Die Raffinerie in Schwedt wird über die Druschba-Pipeline mit Öl versorgt und spielt eine Schlüsselrolle bei der Versorgung des Ostens. Bundesweit deckten russische Importe vor Beginn des Kriegs 35 Prozent des deutschen Ölverbrauchs. Dieser Anteil konnte inzwischen auf 12 Prozent gesenkt werden, wie Wirtschaftsminister Robert Habeck (Grüne) diese Woche sagte. Bei diesen 12 Prozent handele es sich um Ölimporte der Raffinerie in Schwedt. Das Geschäftsmodell von Rosneft sei es, russisches Öl zu kaufen. Wenn man dieses Öl nicht mehr haben wolle, brauche man für Schwedt eine Alternative.
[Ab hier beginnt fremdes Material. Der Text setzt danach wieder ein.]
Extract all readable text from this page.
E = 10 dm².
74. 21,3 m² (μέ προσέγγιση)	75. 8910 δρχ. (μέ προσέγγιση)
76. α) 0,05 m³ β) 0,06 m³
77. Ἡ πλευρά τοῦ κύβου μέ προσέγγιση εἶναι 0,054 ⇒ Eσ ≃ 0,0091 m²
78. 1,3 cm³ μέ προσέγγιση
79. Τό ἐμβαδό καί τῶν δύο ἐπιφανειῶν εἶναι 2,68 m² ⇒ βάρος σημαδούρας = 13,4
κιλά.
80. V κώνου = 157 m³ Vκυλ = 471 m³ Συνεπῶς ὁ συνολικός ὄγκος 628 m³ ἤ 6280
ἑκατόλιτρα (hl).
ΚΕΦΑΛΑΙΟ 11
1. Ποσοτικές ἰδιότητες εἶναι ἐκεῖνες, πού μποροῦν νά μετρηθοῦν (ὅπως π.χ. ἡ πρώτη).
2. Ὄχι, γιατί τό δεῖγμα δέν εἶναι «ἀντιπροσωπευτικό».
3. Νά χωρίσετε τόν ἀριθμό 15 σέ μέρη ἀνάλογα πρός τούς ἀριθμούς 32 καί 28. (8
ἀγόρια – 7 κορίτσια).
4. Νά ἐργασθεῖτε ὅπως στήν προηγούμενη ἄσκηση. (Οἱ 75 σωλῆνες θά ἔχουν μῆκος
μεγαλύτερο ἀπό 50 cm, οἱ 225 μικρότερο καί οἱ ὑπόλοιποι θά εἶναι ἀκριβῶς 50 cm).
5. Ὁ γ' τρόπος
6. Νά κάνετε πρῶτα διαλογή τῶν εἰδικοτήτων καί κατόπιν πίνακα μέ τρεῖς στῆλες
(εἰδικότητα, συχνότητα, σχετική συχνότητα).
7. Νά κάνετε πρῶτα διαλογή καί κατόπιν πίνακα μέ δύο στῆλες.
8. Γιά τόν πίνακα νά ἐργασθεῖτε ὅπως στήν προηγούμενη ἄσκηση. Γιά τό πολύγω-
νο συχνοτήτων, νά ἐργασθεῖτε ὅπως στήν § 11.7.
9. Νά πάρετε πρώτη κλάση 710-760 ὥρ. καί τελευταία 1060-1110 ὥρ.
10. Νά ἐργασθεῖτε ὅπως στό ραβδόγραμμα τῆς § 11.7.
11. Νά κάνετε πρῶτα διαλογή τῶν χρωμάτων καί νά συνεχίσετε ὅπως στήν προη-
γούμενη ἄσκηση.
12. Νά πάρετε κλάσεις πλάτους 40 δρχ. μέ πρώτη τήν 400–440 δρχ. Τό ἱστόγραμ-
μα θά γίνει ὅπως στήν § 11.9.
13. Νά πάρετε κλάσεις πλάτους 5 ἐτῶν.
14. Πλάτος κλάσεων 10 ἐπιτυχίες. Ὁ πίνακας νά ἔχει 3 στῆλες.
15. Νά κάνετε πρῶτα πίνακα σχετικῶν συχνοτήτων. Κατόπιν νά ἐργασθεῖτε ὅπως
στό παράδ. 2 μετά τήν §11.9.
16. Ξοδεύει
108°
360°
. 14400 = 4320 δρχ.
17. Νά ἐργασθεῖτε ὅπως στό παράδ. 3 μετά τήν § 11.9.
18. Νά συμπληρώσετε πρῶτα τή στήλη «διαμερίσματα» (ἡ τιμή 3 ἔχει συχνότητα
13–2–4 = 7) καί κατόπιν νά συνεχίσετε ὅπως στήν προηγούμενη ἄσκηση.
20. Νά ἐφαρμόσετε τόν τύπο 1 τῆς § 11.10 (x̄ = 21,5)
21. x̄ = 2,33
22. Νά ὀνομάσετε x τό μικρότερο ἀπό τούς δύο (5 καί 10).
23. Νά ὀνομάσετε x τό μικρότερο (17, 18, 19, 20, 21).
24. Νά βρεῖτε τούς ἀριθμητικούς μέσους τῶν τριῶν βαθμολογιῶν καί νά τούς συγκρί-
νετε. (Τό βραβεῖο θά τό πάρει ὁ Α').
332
Diese Alternative könnte es sein, die Raffinerie unter staatliche Aufsicht zu stellen - wie in Fall der deutschen Gazprom-Tochter. Für diese hatte Habeck die Bundesnetzagentur als Treuhänderin eingesetzt. Das allerdings geschah auf Grundlage des Außenwirtschaftsrechts und war möglich, weil die Firma von einer anderen russischen übernommen werden sollte. Habeck hatte die Treuhandverwaltung mit unklaren Rechtsverhältnissen und einem Verstoß gegen Meldevorschriften begründet.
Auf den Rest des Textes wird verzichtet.